Die Bremer Bildungsbehörde muss einen Lehrer, der eine sexuelle Beziehung mit einer volljährigen Schülerin hatte, vorerst weiterbeschäftigen. Das hat das Oberverwaltungsgericht der Freien Hansestadt Bremen entschieden. Der Beschluss ist nicht anfechtbar, wie ein Gerichtssprecher mitteilte. Er verwies darauf, dass das Disziplinarverfahren gegen den Mann, dem auch grenzüberschreitendes Verhalten und Alkoholkonsum vorgeworfen wird, noch läuft. Über den Fall hatten mehrere Medien berichtet.
Die Bremer Bildungsbehörde hatte den Lehrer im Oktober 2023 vorläufig vom Dienst enthoben und ihm Hausverbot für das Schulgelände erteilt. Dagegen wehrte sich der Mann erfolgreich vor Gericht.

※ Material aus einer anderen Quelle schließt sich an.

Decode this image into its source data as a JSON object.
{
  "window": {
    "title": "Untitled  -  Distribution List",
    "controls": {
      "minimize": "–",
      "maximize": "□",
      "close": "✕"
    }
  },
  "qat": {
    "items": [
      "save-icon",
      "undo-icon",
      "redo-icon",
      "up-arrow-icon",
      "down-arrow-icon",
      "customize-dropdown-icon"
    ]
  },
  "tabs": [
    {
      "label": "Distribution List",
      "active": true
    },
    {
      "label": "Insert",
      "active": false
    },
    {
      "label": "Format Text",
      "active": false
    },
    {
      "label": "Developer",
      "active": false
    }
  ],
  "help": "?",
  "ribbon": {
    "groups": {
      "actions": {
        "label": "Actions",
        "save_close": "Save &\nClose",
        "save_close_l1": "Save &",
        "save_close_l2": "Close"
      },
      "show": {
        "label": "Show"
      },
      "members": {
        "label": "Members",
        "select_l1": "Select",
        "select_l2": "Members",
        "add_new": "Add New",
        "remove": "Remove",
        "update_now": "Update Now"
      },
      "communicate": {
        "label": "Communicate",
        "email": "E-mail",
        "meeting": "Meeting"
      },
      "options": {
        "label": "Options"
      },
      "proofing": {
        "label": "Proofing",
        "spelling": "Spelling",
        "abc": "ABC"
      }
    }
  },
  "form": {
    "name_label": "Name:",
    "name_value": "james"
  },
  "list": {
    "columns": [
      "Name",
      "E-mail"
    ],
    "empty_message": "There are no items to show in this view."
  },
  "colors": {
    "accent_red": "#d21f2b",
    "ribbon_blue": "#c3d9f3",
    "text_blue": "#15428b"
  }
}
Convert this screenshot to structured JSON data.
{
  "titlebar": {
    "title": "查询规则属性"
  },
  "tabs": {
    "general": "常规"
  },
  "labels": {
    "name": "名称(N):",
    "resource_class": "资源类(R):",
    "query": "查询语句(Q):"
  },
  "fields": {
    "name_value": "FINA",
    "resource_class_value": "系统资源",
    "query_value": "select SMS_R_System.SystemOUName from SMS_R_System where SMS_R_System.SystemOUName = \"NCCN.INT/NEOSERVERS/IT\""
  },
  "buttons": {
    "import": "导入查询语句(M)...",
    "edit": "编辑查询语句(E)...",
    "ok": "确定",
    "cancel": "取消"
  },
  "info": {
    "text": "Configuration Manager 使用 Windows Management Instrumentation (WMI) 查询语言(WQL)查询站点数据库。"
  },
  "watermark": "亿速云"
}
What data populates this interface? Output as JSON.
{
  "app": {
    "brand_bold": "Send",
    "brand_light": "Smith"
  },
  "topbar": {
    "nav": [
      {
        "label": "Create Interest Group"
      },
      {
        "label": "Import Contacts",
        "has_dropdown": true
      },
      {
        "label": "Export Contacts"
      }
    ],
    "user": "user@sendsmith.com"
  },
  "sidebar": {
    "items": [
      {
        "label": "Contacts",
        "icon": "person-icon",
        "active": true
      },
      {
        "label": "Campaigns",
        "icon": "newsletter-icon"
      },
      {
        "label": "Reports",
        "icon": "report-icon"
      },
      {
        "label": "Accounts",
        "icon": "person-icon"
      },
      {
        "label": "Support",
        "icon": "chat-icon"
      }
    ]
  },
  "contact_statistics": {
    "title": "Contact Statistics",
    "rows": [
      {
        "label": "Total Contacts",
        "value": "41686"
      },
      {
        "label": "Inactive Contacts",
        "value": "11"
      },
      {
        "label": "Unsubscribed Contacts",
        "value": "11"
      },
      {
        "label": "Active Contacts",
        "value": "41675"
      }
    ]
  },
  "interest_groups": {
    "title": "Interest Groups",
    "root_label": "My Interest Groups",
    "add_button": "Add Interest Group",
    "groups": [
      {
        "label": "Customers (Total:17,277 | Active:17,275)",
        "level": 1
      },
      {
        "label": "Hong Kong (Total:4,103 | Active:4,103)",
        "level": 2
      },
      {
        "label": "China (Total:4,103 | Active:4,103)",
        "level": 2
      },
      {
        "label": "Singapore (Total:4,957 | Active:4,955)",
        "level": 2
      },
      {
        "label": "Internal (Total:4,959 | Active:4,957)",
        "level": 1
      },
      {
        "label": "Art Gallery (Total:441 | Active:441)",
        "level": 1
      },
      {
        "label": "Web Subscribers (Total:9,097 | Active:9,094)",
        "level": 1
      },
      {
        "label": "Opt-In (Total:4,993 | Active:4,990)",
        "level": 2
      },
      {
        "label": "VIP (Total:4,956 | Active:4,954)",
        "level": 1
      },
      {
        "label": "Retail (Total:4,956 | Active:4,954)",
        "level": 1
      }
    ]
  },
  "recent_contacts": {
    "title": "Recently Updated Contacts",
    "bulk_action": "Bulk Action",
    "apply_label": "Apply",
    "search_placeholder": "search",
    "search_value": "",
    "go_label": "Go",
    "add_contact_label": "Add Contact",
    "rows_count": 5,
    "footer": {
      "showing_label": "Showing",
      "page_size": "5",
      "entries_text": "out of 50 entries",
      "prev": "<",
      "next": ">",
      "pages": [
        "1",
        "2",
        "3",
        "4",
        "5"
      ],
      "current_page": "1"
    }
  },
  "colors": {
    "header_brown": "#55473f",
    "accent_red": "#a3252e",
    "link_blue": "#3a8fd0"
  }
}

Was genau wird dem Lehrer vorgeworfen?
Aus der Urteilsbegründung geht hervor, dass der Mann in den Jahren 2008 und 2009 ein sexuelles Verhältnis mit einer volljährigen Schülerin eines Gymnasiums hatte. So sagte es die betroffene Frau bei ihrer Vernehmung im Disziplinarverfahren aus. Demnach trennte sie sich zum Ende des Abiturs von dem Lehrer, hatte aber bis 2012 noch Kontakt zu ihm – auch sexueller Art.
Nach Angaben von Zeugen soll der Lehrer zudem bei einer Exkursion an einem Badesee im Sommer 2021 in alkoholisiertem Zustand mehrfach Schülerinnen unangemessen berührt haben. Schülerinnen im Bikini wuschen zudem das Auto des Mannes. Der Urteilsbegründung zufolge verwies der Lehrer darauf, dass das Autowaschen nicht auf seine Anweisung geschah. Befragte Schülerinnen widersprachen dem und sagten, der Lehrer habe das Waschen initiiert und sie dabei gefilmt.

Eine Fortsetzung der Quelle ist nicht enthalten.